2. The intelligent robot forearm housing tooling mold of claim 1, wherein: the outer sides of the two threaded rods (3) are respectively provided with a transmission gear (5), and chains (6) are meshed with the outer sides of the two transmission gears (5).

3. The intelligent robot forearm housing tooling mold of claim 1, wherein: the left and right sides of last mould (7) are provided with the otic placode corresponding with threaded rod (3) position, and the inside of otic placode seted up with threaded rod (3) looks adaptation screw groove, the inside of going up mould (7) is provided with feed guiding pipe (10).

4. The intelligent robot forearm housing tooling mold of claim 1, wherein: the lower cooling calandria (8) and the upper cooling calandria (9) are spirally arranged, a water pump (17) is arranged in the base (1), and the output end of the water pump (17) is fixedly connected with a water guide pipe (18) which is communicated with the lower cooling calandria (8) and the upper cooling calandria (9).
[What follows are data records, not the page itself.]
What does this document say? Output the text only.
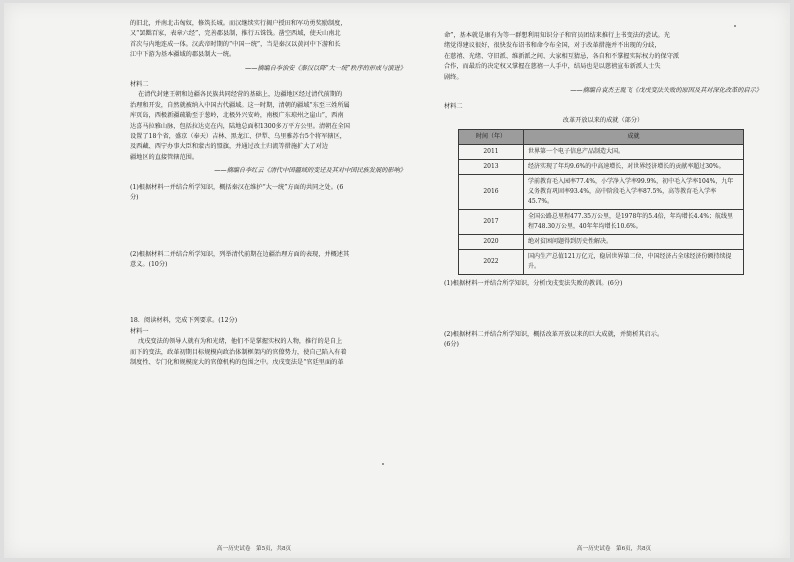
的旧北，并南北击匈奴，修筑长城。而汉继续实行揭户授田和军功勇奖励制度，

又“罢黜百家，表章六经”，完善郡县制，推行五铢钱。凿空西域，使天山南北

首次与内地连成一体。汉武帝时期的“中国一统”，当是秦汉以黄河中下游和长

江中下游为基本疆域的郡县制大一统。

——摘编自李治安《秦汉以降“大一统”秩序的形成与演进》

材料二

在清代封建王朝和边疆各民族共同经营的基础上，边疆地区经过清代前期的

治理和开发，自然就被纳入中国古代疆域。这一时期，清朝的疆域“东至三姓所属

库页岛，西极新疆疏勒至于葱岭，北极外兴安岭，南极广东琼州之崖山”，西南

达喜马拉雅山脉，包括拉达克在内，陆地总面积1300多万平方公里。清朝在全国

设置了18个省，盛京（奉天）吉林、黑龙江、伊犁、乌里雅苏台5个将军辖区，

及西藏、西宁办事大臣和蒙古的盟旗，并通过改土归流等措施扩大了对边

疆地区的直接管辖范围。

——摘编自李红云《清代中国疆域的变迁及其对中国民族发展的影响》

(1)根据材料一并结合所学知识，概括秦汉在维护“大一统”方面的共同之处。(6

分)

(2)根据材料二并结合所学知识，列举清代前期在边疆治理方面的表现，并概述其

意义。(10分)

18．阅读材料，完成下列要求。(12分)

材料一

戊戌变法的领导人就有为和光绪，他们不是掌握实权的人物，推行的是自上

而下的变法，政革初期目标规模向政治体制框架内的官僚势力，使自己陷入有着

制度性、专门化和规模庞大的官僚机构的包围之中。戊戌变法是“官廷里面的革

高一历史试卷　第5页，共8页

命”，基本就是康有为等一群想利用知识分子和官员团结来推行上书变法的尝试。光

绪觉得建议很好，很快发布诏书和命令布全国，对于改革措施并不出现的分歧，

在慈禧、光绪、守旧派、维新派之间、大家相互猜忌，各自和不掌握实际权力的保守派

合作，而最后的决定权又掌握在慈禧一人手中，结局也是以慈禧宣布新派人士失

剧终。

——摘编自袁杰王胤飞《戊戌变法失败的原因及其对深化改革的启示》

材料二

改革开放以来的成就（部分）

时间（年）	成就
2011	世界第一个电子信息产品制造大国。
2013	经济实现了年均9.6%的中高速增长，对世界经济增长的贡献率超过30%。
2016	学前教育毛入园率77.4%，小学净入学率99.9%，初中毛入学率104%，九年义务教育巩固率93.4%，高中阶段毛入学率87.5%，高等教育毛入学率45.7%。
2017	全国公路总里程477.35万公里，是1978年的5.4倍，年均增长4.4%；航线里程748.30万公里，40年年均增长10.6%。
2020	绝对贫困问题得到历史性解决。
2022	国内生产总值121万亿元，稳居世界第二位，中国经济占全球经济份额持续提升。

(1)根据材料一并结合所学知识，分析戊戌变法失败的教训。(6分)

(2)根据材料二并结合所学知识，概括改革开放以来的巨大成就，并简析其启示。

(6分)

高一历史试卷　第6页，共8页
5. The intelligent robot forearm housing tooling mold of claim 1, wherein: the number of the high-pressure air nozzles (11) is multiple, the high-pressure air nozzles (11) are uniformly distributed in the upper die (7) and the lower die (2), an air pump (20) is arranged in the base (1), and an air duct (19) communicated with the high-pressure air nozzles (11) is fixedly connected to the output end of the air pump (20).

6. The intelligent robot forearm housing tooling mold of claim 1, wherein: the movable grooves corresponding to the positions of the movable plates (15) are formed in the base (1), the number of the guide rods (16) is two, and limiting holes corresponding to the positions of the guide rods (16) are formed in the top of the lower die (2).